Earlier this week, we learned that Standard Chartered bank (a stock that I own) was accused by the New York Department of Financial Services (DFS) of engaging in illegal financial transactions with Iran. A worst-case scenario for the bank would be a loss of its New York banking license -- a possibly crippling action since so much money flows through the state of NY, and specifically New York City. The best-case scenario (save a complete dismissal of the allegations) would be a one-time fine and a temporarily tarnished reputation.
Pick your poison
From a dividend investor's perspective, the first case would be far worse as it could impair long-term profitability (indeed, StanChart keeps its accounts in USD) and increase the risk of a dividend cut or perhaps a rights issue. Assuming StanChart did, in fact, do something illegal a hefty a one-time fine should be relatively good news for dividend investors as the company's payout ratio is about 40%, so there's some margin of safety there to absorb a one-time shock. Plus, StanChart has excellent liquidity metrics and an industry-leading capital position. It would have to be a very severe punishment, in my opinion, to put the dividend at risk.
Just a few weeks ago StanChart increased its dividend by 10%, so if the
firm knew about the DFS investigation it clearly felt comfortable
raising the payout. If management didn't know about the DFS
investigation then it either thought it was doing legitimate business in
Iran or it was delusional enough to think they would get away with it.
If management knowingly conspired or concealed transactions while at the same time heralding its reputation to investors in the recent conference call, that would be
enough for me to consider selling my position.

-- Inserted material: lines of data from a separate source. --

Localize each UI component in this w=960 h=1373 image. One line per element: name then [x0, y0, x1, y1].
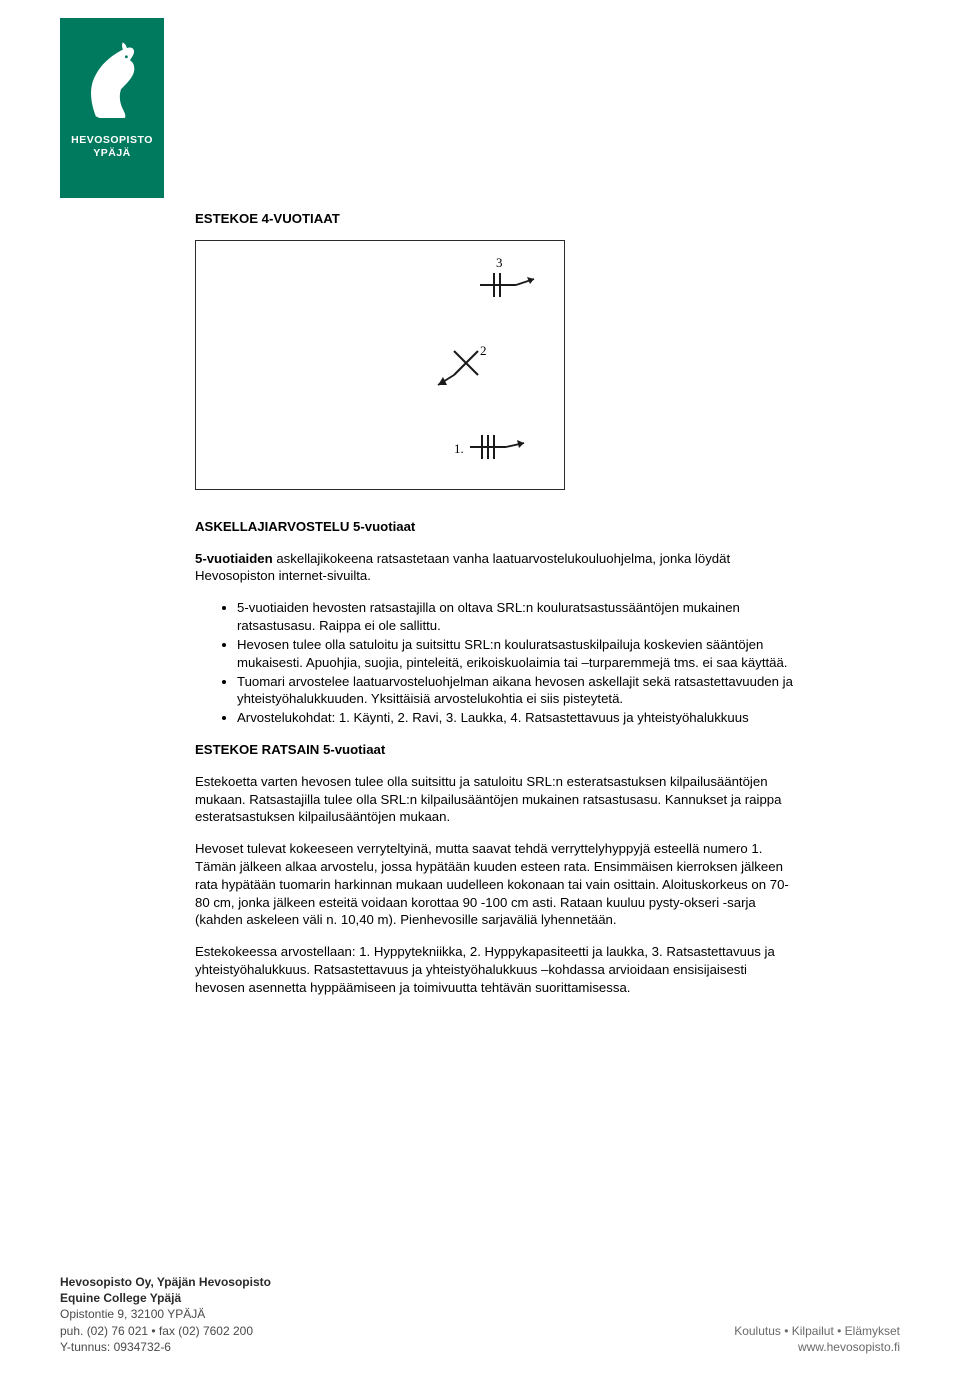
footer-company: Hevosopisto Oy, Ypäjän Hevosopisto — [60, 1274, 271, 1290]
section1-bullets: 5-vuotiaiden hevosten ratsastajilla on o… — [195, 599, 795, 727]
list-item: Tuomari arvostelee laatuarvosteluohjelma… — [237, 673, 795, 709]
footer-phone: puh. (02) 76 021 • fax (02) 7602 200 — [60, 1323, 271, 1339]
jump-1-label: 1. — [454, 441, 464, 456]
jump-3-label: 3 — [496, 255, 503, 270]
footer-tagline: Koulutus • Kilpailut • Elämykset — [734, 1323, 900, 1339]
list-item: 5-vuotiaiden hevosten ratsastajilla on o… — [237, 599, 795, 635]
document-body: ESTEKOE 4-VUOTIAAT 3 2 — [195, 210, 795, 1011]
logo-text: HEVOSOPISTO YPÄJÄ — [71, 134, 153, 160]
footer-address: Opistontie 9, 32100 YPÄJÄ — [60, 1306, 271, 1322]
jump-3: 3 — [466, 255, 546, 306]
section2-para-1: Estekoetta varten hevosen tulee olla sui… — [195, 773, 795, 826]
page-footer: Hevosopisto Oy, Ypäjän Hevosopisto Equin… — [60, 1274, 900, 1355]
heading-askellaji-5: ASKELLAJIARVOSTELU 5-vuotiaat — [195, 518, 795, 536]
jump-2-label: 2 — [480, 343, 487, 358]
heading-estekoe-ratsain-5: ESTEKOE RATSAIN 5-vuotiaat — [195, 741, 795, 759]
section1-intro-bold: 5-vuotiaiden — [195, 551, 273, 566]
course-diagram: 3 2 1. — [195, 240, 565, 490]
section1-intro-rest: askellajikokeena ratsastetaan vanha laat… — [195, 551, 730, 584]
section1-intro: 5-vuotiaiden askellajikokeena ratsasteta… — [195, 550, 795, 586]
jump-2: 2 — [426, 339, 506, 400]
jump-1: 1. — [448, 421, 538, 476]
horse-icon — [76, 36, 148, 128]
heading-estekoe-4: ESTEKOE 4-VUOTIAAT — [195, 210, 795, 228]
logo-line1: HEVOSOPISTO — [71, 134, 153, 146]
list-item: Arvostelukohdat: 1. Käynti, 2. Ravi, 3. … — [237, 709, 795, 727]
footer-vat: Y-tunnus: 0934732-6 — [60, 1339, 271, 1355]
section2-para-3: Estekokeessa arvostellaan: 1. Hyppytekni… — [195, 943, 795, 996]
logo: HEVOSOPISTO YPÄJÄ — [60, 18, 164, 198]
logo-line2: YPÄJÄ — [93, 147, 131, 159]
footer-right: Koulutus • Kilpailut • Elämykset www.hev… — [734, 1323, 900, 1355]
list-item: Hevosen tulee olla satuloitu ja suitsitt… — [237, 636, 795, 672]
footer-company-en: Equine College Ypäjä — [60, 1290, 271, 1306]
footer-url: www.hevosopisto.fi — [734, 1339, 900, 1355]
section2-para-2: Hevoset tulevat kokeeseen verryteltyinä,… — [195, 840, 795, 929]
footer-left: Hevosopisto Oy, Ypäjän Hevosopisto Equin… — [60, 1274, 271, 1355]
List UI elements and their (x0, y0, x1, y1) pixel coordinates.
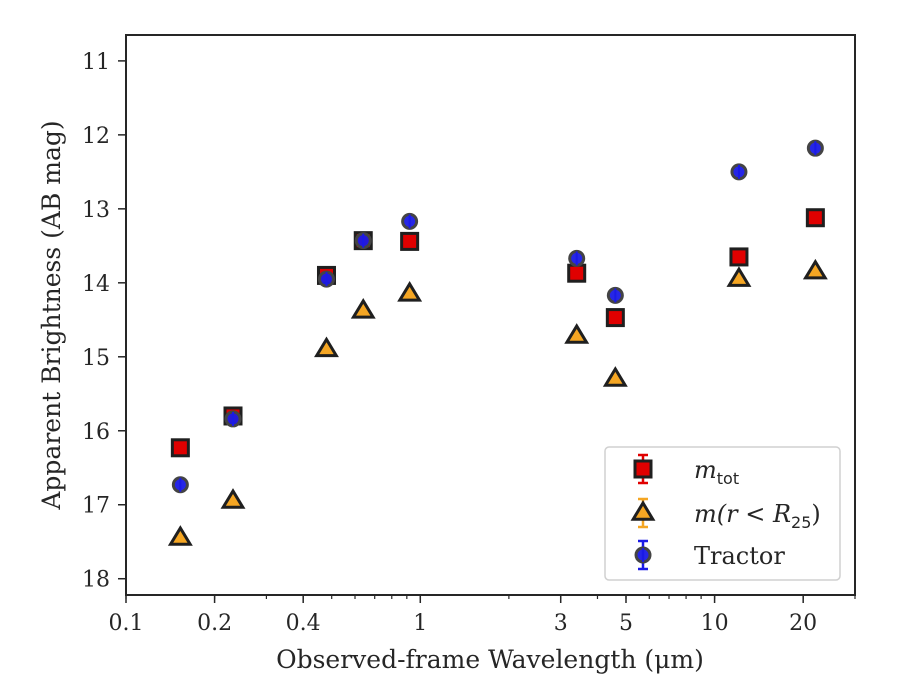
square-marker (170, 438, 190, 458)
triangle-marker (314, 336, 339, 358)
data-point-triangle (726, 266, 752, 287)
square-marker (605, 308, 625, 328)
x-tick-label: 0.2 (197, 611, 232, 636)
legend: mtot m(r < R25) Tractor (604, 446, 841, 581)
triangle-marker (802, 258, 828, 280)
data-point-square (729, 247, 749, 267)
data-point-square (400, 231, 420, 251)
x-tick-label: 20 (789, 611, 817, 636)
legend-label: Tractor (694, 542, 785, 570)
data-point-circle (806, 139, 824, 157)
y-tick-label: 15 (82, 346, 110, 371)
square-marker (633, 459, 653, 479)
triangle-marker (167, 525, 193, 546)
data-point-triangle (220, 488, 246, 509)
square-marker (805, 208, 825, 228)
y-tick-label: 12 (82, 124, 110, 149)
data-point-circle (224, 410, 242, 428)
data-point-circle (606, 286, 624, 304)
data-point-triangle (397, 281, 423, 302)
legend-box (604, 446, 841, 581)
square-marker (729, 247, 749, 267)
y-tick-label: 18 (82, 568, 110, 593)
triangle-marker (726, 266, 752, 287)
square-marker (400, 231, 420, 251)
data-point-triangle (564, 323, 590, 344)
x-tick-label: 0.1 (109, 611, 144, 636)
data-point-triangle (167, 525, 193, 546)
x-axis-title: Observed-frame Wavelength (μm) (276, 645, 704, 674)
y-tick-label: 17 (82, 494, 110, 519)
y-tick-label: 13 (82, 198, 110, 223)
y-tick-label: 14 (82, 272, 110, 297)
legend-marker-square (633, 459, 653, 479)
data-point-circle (317, 270, 335, 288)
triangle-marker (397, 281, 423, 302)
data-point-circle (354, 232, 372, 250)
y-axis-title: Apparent Brightness (AB mag) (37, 120, 66, 510)
data-point-square (805, 208, 825, 228)
triangle-marker (602, 366, 628, 387)
triangle-marker (220, 488, 246, 509)
x-tick-label: 1 (413, 611, 427, 636)
data-point-triangle (802, 258, 828, 280)
x-tick-label: 10 (701, 611, 729, 636)
axes-frame (125, 34, 856, 596)
data-point-triangle (602, 366, 628, 387)
legend-marker-circle (634, 546, 652, 564)
data-point-circle (730, 163, 748, 181)
triangle-marker (564, 323, 590, 344)
square-marker (567, 263, 587, 283)
data-point-triangle (350, 298, 376, 319)
data-point-triangle (314, 336, 339, 358)
legend-label: mtot (694, 456, 739, 488)
x-tick-label: 5 (619, 611, 633, 636)
legend-label: m(r < R25) (694, 500, 821, 532)
y-tick-label: 16 (82, 420, 110, 445)
data-point-circle (568, 249, 586, 267)
x-tick-label: 0.4 (286, 611, 321, 636)
data-point-square (567, 263, 587, 283)
data-point-square (605, 308, 625, 328)
legend-marker-triangle (630, 500, 656, 521)
data-point-circle (401, 212, 419, 230)
x-tick-label: 3 (554, 611, 568, 636)
data-point-square (170, 438, 190, 458)
triangle-marker (350, 298, 376, 319)
y-tick-label: 11 (82, 50, 110, 75)
data-point-circle (171, 476, 189, 494)
triangle-marker (630, 500, 656, 521)
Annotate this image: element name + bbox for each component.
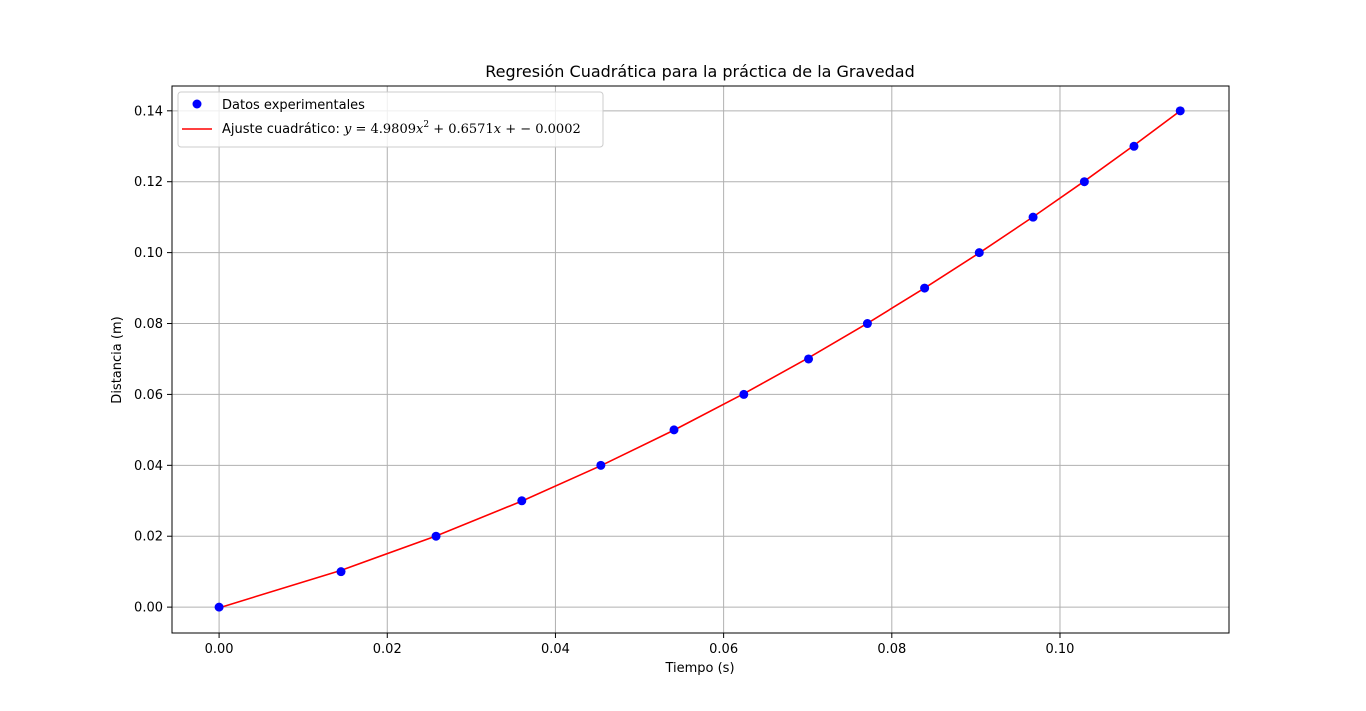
legend: Datos experimentales Ajuste cuadrático: … xyxy=(177,91,604,148)
legend-label-fit: Ajuste cuadrático: y = 4.9809x2 + 0.6571… xyxy=(222,120,581,137)
data-point xyxy=(1028,212,1038,222)
x-tick-label: 0.02 xyxy=(373,642,402,657)
data-point xyxy=(974,248,984,258)
data-point xyxy=(1175,106,1185,116)
legend-label-scatter: Datos experimentales xyxy=(222,98,365,113)
data-point xyxy=(862,319,872,329)
data-point xyxy=(1079,177,1089,187)
legend-eq-constant: + − 0.0002 xyxy=(501,122,581,137)
legend-eq-equals: = 4.9809 xyxy=(351,122,416,137)
y-tick-label: 0.12 xyxy=(134,175,163,190)
data-point xyxy=(1129,141,1139,151)
y-tick-label: 0.06 xyxy=(134,388,163,403)
legend-box xyxy=(177,91,604,148)
data-point xyxy=(739,389,749,399)
scatter-points-layer xyxy=(214,106,1185,612)
y-tick-label: 0.04 xyxy=(134,459,163,474)
y-tick-label: 0.00 xyxy=(134,601,163,616)
legend-fit-prefix: Ajuste cuadrático: xyxy=(222,122,344,137)
x-tick-label: 0.08 xyxy=(877,642,906,657)
x-tick-label: 0.06 xyxy=(709,642,738,657)
legend-eq-var2: x xyxy=(494,122,502,137)
legend-marker-scatter xyxy=(192,99,202,109)
data-point xyxy=(669,425,679,435)
y-tick-label: 0.08 xyxy=(134,317,163,332)
data-point xyxy=(336,567,346,577)
data-point xyxy=(804,354,814,364)
data-point xyxy=(517,496,527,506)
x-axis-label: Tiempo (s) xyxy=(664,661,734,676)
legend-eq-var: x xyxy=(416,122,424,137)
y-tick-label: 0.02 xyxy=(134,530,163,545)
x-tick-label: 0.00 xyxy=(205,642,234,657)
legend-eq-linear: + 0.6571 xyxy=(429,122,494,137)
y-axis-label: Distancia (m) xyxy=(110,316,125,403)
chart-title: Regresión Cuadrática para la práctica de… xyxy=(485,62,914,81)
data-point xyxy=(596,460,606,470)
data-point xyxy=(920,283,930,293)
y-axis: 0.00 0.02 0.04 0.06 0.08 0.10 0.12 0.14 xyxy=(134,104,172,616)
data-point xyxy=(431,531,441,541)
x-tick-label: 0.10 xyxy=(1046,642,1075,657)
y-tick-label: 0.10 xyxy=(134,246,163,261)
y-tick-label: 0.14 xyxy=(134,104,163,119)
legend-eq-exponent: 2 xyxy=(423,120,429,130)
legend-eq-lhs: y xyxy=(343,122,352,137)
data-point xyxy=(214,602,224,612)
x-axis: 0.00 0.02 0.04 0.06 0.08 0.10 xyxy=(205,633,1075,657)
plot-frame xyxy=(171,85,1230,634)
x-tick-label: 0.04 xyxy=(541,642,570,657)
grid xyxy=(172,86,1229,633)
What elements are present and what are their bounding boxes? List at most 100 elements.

However this plays out, this week's news has raised a number of questions and resurfaced concerns about bank stocks. If this can happen to Standard Chartered -- a self-proclaimed "boring" bank that successfully navigated its way through the financial crisis and had avoided all the scandals that plagued other banks (LIBOR, mis-selling products, etc.) in recent years -- what global bank couldn't this happen to? And more importantly: Do modern banks deserve a place in a dividend portfolio?
Times have changed
Dividend investors have been understandably apprehensive about bank stocks following the financial crisis, as the events clearly put into perspective the reality that modern banks are not the 3-6-3 banks that used to anchor many dividend portfolios. Today's global banks, by contrast, have opaque balance sheets and are more exposed to fat-tail risks (rogue traders, money laundering, etc.) that can quickly impair results.
As a result, today's banks are very difficult to value and you're thus putting a lot of faith in management's ability to make the right decisions. This is exactly why recent events at JP Morgan (the London Whale) and this week's story about Standard Chartered are so disappointing. Both banks have been held up as models for global banking post-financial crisis and the reputations of both firms have been questioned, leaving investors with fewer straws to grasp. If you don't trust the bank's management, it's hard to feel confident about the bank's future.
Worth the trouble?
So why bother with banks when there are plenty of good dividend-paying shares in "less risky" sectors?
I think it's completely understandable for a dividend investor to walk away from bank stocks given events in the last five years, but it's important to keep the following things in mind before making that decision:
1.) If most investors are walking away from bank stocks, that could be an opportunity for contrarian investors to make money in the long-run.
2.) By managing your own portfolio, you get to determine how much exposure you want to certain companies and sectors. If you're cautious about banks but think there's opportunity, make them a small percentage of your portfolio so they can't do permanent damage if things go south.
3.) Sufficiently capitalized banks with good liquidity should be better able to deal with periodic shocks to their business without cutting the dividend.
4.) After the carnage of the financial crisis, banks have a vested interest in building dividend momentum as a sign of improving health.
I should note that this was part of my thesis for Standard Chartered, so time will tell if it holds water.
Look before you leap
StanChart will remain a small part of my portfolio for now, but I don't anticipate adding any other bank stocks to my dividend portfolio in the near-future. Some stocks are just simply not worth the trouble, even if they're potentially undervalued, and I think most global bank stocks fit that bill today. There are plenty of alternative investments out there with more transparent balance sheets, higher dividends, and better cash flows and are easier to value, as well.
Whatever you feel about big bank stocks, be sure to approach them with eyes
wide open. Times have changed and today's banks aren't the banks of old
-- their dividends are riskier and you should demand a meaningful
margin of safety given the heightened uncertainty.